Tentu, tidak semua orang bisa membuat perubahan sedrastis itu. Namun, kita semua bisa meniru teladan Abraham dengan memprioritaskan ibadat kita kepada Allah, percaya bahwa Ia akan selalu mendukung kita. Dengan demikian, kita akan merasakan benarnya kata-kata Alkitab bahwa ”kita dapat tabah dan mengatakan, ’Yehuwa adalah penolongku; aku tidak akan takut’”.​—Ibrani 13:5, 6.

[Blurb di hlm. 7]

Meskipun merasa takut, orang yang mendapat keberanian dari Allah akan tetap bertindak

[Kotak/​Gambar di hlm. 8]

Wanita yang Saleh dan Istri yang Sangat Berharga

Sara bersuamikan pria yang imannya luar biasa. Namun, wanita yang saleh ini juga memberikan teladan yang bagus. Malah, Alkitab menyebutkan namanya tiga kali sebagai orang yang patut diteladani oleh para wanita yang saleh. (Yesaya 51:1, 2; Ibrani 11:11; 1 Petrus 3:3-6) Tidak banyak yang Alkitab ceritakan tentang wanita yang mengagumkan ini, namun kita bisa mendapat gambaran yang indah mengenai pribadinya.

Sebagai contoh, renungkan reaksi Sara sewaktu Abraham memberitahukan perintah Allah untuk meninggalkan Ur. Apakah ia bertanya-tanya ke mana mereka akan pergi dan alasannya? Apakah ia cemas akan kebutuhan materi mereka? Apakah ia sedih membayangkan perpisahan dengan sahabat serta kerabat, dan tidak tahu kapan—kalaupun mungkin—ia akan bertemu mereka lagi? Pastilah, hal-hal itu tebersit di benaknya. Meskipun demikian, ia rela pergi, percaya bahwa Yehuwa akan memberkati dia karena ketaatannya.—Kisah 7:2, 3.

Sara bukan saja hamba Allah yang taat, ia juga seorang istri teladan. Ia tidak mencoba mengambil alih peranan suaminya dalam mengatur rumah tangga. Sebaliknya, ia mengembangkan respek yang sepenuh hati kepada suaminya, dengan pengasih mendukungnya dalam memimpin keluarga. Dengan demikian, Sara menghiasi dirinya—membuat dirinya cantik—dengan sifat-sifat batiniah yang indah.—1 Petrus 3:1-6.

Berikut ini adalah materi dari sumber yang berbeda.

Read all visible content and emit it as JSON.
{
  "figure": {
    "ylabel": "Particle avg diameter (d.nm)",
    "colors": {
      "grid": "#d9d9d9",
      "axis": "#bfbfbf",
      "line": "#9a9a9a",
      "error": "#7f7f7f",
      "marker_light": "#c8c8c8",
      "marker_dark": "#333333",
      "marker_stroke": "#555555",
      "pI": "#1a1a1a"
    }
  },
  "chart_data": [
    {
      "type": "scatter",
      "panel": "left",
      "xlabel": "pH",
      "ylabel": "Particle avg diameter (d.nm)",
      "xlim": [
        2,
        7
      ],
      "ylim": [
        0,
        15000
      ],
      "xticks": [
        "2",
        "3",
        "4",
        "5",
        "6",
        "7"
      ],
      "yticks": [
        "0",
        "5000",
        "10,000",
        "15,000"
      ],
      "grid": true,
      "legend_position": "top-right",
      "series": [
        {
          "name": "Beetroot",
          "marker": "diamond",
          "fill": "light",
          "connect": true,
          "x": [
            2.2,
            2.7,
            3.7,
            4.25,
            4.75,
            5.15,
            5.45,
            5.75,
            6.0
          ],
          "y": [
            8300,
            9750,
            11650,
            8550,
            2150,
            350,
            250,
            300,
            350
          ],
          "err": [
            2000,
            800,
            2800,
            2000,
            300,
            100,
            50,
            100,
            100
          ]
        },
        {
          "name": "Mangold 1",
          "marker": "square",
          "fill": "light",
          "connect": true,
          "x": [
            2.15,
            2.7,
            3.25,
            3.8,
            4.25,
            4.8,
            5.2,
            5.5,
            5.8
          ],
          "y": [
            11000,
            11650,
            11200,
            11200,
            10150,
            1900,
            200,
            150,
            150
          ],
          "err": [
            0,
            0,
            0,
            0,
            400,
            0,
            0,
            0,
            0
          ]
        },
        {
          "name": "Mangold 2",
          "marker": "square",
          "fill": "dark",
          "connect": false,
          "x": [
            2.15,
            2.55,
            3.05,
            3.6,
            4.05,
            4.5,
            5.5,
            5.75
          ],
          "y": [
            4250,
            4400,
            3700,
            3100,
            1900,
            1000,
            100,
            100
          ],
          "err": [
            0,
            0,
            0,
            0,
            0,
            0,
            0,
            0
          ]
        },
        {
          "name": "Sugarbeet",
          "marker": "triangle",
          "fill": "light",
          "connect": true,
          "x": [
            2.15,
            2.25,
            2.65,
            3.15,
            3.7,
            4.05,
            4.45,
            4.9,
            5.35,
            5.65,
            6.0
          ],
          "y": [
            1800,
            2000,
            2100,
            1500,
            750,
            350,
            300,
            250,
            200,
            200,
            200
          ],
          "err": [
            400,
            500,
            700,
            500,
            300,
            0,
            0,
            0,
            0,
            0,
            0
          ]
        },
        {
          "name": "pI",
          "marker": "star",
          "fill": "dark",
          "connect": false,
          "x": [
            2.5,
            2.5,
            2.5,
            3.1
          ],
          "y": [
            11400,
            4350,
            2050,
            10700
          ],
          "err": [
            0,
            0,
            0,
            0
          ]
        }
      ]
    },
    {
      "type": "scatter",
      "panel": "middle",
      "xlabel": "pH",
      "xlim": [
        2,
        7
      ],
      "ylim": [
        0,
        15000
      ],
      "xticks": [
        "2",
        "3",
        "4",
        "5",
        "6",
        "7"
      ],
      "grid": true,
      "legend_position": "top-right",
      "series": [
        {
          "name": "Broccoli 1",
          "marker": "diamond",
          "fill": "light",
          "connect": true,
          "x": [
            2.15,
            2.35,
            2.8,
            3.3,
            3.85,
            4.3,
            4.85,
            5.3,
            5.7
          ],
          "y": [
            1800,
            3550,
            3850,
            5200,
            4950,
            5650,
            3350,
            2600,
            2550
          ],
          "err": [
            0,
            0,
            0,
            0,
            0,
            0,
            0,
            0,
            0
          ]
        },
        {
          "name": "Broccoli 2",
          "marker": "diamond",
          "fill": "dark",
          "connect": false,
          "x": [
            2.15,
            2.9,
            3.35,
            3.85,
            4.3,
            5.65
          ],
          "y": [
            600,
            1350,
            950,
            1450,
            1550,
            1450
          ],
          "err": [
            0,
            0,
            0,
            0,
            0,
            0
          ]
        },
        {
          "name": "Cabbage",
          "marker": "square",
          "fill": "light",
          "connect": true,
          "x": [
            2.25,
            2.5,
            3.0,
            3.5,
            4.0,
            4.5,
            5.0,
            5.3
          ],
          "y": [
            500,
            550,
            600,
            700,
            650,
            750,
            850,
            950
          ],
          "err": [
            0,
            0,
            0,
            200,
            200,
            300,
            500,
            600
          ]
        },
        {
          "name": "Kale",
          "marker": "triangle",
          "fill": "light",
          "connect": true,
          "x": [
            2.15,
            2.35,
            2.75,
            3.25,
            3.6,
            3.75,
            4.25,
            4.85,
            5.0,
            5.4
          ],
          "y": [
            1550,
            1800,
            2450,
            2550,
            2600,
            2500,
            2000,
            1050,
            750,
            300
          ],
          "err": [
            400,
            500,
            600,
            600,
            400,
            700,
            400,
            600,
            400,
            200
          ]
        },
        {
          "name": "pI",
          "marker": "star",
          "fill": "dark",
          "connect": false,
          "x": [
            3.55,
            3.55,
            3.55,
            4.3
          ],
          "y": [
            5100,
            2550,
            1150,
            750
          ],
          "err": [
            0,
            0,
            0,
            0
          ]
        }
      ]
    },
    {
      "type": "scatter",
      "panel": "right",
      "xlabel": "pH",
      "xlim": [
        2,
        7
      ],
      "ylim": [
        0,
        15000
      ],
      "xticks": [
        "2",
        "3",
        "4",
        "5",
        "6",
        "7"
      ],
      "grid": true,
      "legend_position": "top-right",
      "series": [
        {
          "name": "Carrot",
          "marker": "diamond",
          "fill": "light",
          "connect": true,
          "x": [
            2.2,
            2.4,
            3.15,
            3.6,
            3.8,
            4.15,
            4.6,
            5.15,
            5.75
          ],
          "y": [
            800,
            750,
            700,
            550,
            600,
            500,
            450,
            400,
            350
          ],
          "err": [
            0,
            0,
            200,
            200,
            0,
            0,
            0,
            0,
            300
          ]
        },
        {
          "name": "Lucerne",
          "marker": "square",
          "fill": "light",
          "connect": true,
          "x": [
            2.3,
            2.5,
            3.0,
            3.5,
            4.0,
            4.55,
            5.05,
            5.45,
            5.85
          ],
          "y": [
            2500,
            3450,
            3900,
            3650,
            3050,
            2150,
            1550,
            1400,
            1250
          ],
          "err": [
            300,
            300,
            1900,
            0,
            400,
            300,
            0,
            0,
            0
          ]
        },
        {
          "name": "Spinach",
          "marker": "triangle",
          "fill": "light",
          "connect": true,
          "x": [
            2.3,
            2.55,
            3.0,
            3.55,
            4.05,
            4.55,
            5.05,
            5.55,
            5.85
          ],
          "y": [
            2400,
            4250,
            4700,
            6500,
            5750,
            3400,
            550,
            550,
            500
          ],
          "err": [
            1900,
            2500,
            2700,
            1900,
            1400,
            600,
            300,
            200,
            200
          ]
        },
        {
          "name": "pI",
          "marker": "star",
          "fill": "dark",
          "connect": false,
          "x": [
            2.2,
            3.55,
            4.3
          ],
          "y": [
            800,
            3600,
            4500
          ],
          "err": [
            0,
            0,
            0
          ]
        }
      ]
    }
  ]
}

Apakah sifat-sifat itu juga bermanfaat bagi para istri dewasa ini? ”Dari teladan Sara, saya belajar untuk lebih leluasa berbicara dan mengungkapkan pendapat kepada suami,” kata wanita bernama Jill, yang sudah menikah selama lebih dari 30 tahun. ”Di sisi lain,” lanjutnya, ”sebagai kepala keluarga, suami saya memiliki tanggung jawab untuk membuat keputusan akhir. Bagian saya adalah berbuat semampunya untuk menyukseskan keputusan itu.”

Sikap yang mungkin paling mengagumkan dari Sara adalah: Sekalipun sangat cantik, Sara tidak sombong. (Kejadian 12:10-13) Sebaliknya, dengan rendah hati ia mendukung Abraham melalui suka dan duka. Tidak diragukan, Abraham dan Sara adalah pasangan yang setia, rendah hati, dan penuh kasih—suami istri yang mendatangkan berkat bagi satu sama lain.